The reason they are massacred is because the other people in the area have equated that concept with devil worship and so they are attempting to get holy +1 damage to their attacks buy first killing a bunch of devil worshipers and accruing the benefits of executing the wrath of God against sinners.

[–] ogmios@sh.itjust.works 7 points 2 months ago (1 children)
[–] AbouBenAdhem@lemmy.world 7 points 2 months ago

I do remember that one of the reasons for so many Kurdish massacres is that the Kurds have a belief that Satan after the fall fell to Earth and cried such tears that they put out the flames of God’s wrath.

You’re probably thinking of the Yazidis—a group that lives in Kurdistan and speaks Kurdish but is distinct from the Kurds proper (who are mostly Sunni Muslims). The Yazidis have a very syncretistic religion drawing on elements of practically everything that ever existed in the region—including religions that were seen as heretical/satanic by subsequent ones.

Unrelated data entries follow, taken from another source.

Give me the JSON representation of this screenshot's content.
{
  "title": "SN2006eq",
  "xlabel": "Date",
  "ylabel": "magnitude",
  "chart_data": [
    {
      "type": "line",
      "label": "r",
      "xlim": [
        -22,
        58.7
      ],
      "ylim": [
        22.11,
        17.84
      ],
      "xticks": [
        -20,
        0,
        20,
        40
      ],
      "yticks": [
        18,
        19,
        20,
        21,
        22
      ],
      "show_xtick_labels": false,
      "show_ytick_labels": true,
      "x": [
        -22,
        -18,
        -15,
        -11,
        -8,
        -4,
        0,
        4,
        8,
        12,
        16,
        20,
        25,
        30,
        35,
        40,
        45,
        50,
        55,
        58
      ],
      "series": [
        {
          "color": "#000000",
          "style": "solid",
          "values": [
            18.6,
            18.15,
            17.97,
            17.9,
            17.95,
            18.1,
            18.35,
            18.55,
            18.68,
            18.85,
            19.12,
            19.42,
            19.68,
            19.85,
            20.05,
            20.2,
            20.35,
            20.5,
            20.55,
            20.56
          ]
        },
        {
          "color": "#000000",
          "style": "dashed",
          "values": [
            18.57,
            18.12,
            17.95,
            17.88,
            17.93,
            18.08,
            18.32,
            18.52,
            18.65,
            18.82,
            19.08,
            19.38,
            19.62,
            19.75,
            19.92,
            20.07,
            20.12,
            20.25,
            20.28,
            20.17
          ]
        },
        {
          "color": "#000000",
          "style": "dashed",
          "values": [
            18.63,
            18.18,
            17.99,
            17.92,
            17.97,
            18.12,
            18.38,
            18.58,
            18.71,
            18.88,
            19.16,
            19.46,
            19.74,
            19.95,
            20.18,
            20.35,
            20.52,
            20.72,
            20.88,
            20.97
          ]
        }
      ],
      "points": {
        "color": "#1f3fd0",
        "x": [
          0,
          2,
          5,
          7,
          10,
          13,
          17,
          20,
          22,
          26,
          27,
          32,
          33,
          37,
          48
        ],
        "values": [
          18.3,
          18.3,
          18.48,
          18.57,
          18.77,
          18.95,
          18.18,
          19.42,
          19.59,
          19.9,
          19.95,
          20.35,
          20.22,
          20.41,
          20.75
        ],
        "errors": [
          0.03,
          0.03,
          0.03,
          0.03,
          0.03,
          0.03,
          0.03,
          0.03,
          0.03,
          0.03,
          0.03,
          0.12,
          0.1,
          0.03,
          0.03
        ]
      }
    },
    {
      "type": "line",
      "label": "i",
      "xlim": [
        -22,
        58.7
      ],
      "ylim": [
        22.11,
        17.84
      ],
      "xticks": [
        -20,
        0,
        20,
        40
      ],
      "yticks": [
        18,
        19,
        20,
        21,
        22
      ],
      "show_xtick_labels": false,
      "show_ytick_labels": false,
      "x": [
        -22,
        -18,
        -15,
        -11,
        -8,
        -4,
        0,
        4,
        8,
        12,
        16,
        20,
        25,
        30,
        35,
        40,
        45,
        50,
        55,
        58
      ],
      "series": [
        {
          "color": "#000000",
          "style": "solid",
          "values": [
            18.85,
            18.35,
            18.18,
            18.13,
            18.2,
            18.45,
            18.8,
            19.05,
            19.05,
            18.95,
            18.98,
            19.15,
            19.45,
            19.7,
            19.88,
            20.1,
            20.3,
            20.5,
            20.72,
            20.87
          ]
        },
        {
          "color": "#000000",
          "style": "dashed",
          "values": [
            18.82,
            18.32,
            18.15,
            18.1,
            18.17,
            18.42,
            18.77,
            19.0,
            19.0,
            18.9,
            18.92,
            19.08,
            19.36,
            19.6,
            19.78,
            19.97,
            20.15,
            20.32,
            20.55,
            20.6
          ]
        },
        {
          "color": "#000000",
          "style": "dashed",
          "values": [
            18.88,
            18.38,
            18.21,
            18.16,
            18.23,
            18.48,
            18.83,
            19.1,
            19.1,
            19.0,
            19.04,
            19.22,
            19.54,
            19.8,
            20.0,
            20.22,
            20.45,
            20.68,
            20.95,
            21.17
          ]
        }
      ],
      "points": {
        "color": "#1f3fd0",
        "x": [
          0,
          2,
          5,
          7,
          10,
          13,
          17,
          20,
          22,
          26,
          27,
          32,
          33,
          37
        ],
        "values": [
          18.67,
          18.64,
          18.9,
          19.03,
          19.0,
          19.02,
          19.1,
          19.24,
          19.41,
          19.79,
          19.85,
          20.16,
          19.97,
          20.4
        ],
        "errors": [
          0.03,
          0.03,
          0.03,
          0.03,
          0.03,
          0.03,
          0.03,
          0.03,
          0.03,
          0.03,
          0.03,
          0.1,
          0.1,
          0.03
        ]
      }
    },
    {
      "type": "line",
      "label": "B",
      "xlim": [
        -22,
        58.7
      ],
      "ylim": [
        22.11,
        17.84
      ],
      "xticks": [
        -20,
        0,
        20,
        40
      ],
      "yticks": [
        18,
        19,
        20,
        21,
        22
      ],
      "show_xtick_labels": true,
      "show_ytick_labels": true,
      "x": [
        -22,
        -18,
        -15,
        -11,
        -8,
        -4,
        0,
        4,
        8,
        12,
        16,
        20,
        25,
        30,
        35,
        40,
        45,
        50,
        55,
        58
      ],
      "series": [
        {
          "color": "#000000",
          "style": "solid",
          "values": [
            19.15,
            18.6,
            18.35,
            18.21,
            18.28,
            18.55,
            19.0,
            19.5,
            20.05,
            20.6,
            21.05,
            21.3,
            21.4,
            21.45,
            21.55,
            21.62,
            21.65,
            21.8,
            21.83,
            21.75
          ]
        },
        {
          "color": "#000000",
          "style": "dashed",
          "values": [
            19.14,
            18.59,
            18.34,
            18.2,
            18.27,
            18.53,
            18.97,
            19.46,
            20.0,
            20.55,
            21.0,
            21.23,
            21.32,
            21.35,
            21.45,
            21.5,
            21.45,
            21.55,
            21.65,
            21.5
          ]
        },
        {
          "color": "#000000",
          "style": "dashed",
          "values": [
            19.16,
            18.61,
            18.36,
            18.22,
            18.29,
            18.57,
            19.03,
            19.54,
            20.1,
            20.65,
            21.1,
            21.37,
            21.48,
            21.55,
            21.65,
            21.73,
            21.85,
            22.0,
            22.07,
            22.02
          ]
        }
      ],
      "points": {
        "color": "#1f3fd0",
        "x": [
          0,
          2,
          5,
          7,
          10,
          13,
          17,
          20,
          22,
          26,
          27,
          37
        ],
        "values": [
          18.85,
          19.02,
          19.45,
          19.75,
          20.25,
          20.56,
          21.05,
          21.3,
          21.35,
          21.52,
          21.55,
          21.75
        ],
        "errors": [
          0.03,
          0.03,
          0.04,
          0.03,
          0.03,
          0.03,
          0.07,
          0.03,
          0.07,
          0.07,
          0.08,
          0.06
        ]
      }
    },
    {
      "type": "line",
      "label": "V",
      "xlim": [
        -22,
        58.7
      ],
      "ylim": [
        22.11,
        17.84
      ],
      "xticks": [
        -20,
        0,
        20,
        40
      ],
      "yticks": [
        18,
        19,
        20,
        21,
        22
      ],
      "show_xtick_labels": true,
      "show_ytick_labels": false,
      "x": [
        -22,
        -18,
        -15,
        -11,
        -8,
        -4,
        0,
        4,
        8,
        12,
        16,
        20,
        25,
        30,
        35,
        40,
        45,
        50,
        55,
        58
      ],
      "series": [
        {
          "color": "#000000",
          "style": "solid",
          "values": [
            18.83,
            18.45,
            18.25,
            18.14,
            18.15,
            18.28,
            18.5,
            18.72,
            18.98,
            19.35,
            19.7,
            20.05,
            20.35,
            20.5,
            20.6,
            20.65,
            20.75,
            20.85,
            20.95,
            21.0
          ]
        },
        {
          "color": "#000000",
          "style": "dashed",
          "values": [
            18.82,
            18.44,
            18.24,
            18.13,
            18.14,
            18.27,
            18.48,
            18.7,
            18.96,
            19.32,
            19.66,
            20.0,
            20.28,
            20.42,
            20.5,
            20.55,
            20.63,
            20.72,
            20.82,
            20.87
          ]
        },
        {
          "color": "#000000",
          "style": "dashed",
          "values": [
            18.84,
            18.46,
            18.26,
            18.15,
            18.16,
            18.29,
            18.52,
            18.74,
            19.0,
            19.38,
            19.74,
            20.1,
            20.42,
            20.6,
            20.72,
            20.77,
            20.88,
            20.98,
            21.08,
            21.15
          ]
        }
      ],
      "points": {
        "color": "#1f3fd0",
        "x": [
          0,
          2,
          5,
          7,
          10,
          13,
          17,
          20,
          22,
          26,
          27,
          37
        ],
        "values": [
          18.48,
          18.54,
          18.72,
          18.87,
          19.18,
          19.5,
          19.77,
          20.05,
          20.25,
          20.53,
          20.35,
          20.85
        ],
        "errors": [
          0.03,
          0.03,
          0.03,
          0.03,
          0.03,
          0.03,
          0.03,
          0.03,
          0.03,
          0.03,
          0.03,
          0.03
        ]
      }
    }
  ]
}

[–] Caligvla@lemmy.dbzer0.com 5 points 2 months ago

and his roles in the garden of Eden

Not to mention that the idea of the snake being Satan is a more modern interpretation, for a good while the snake was just a snake.

[–] Flax_vert@feddit.uk -1 points 2 months ago (1 children)

Satan is very much evil in the Book of Job. He literally kills the dude's entire family and ruins his life.

[–] zbyte64@awful.systems 10 points 2 months ago (1 children)

Satan checked with God first to see if it was okay.

[–] Flax_vert@feddit.uk -1 points 2 months ago

Not that it was okay, but to challenge God on His confidence in His servant. Satan will be punished for what he did to Job.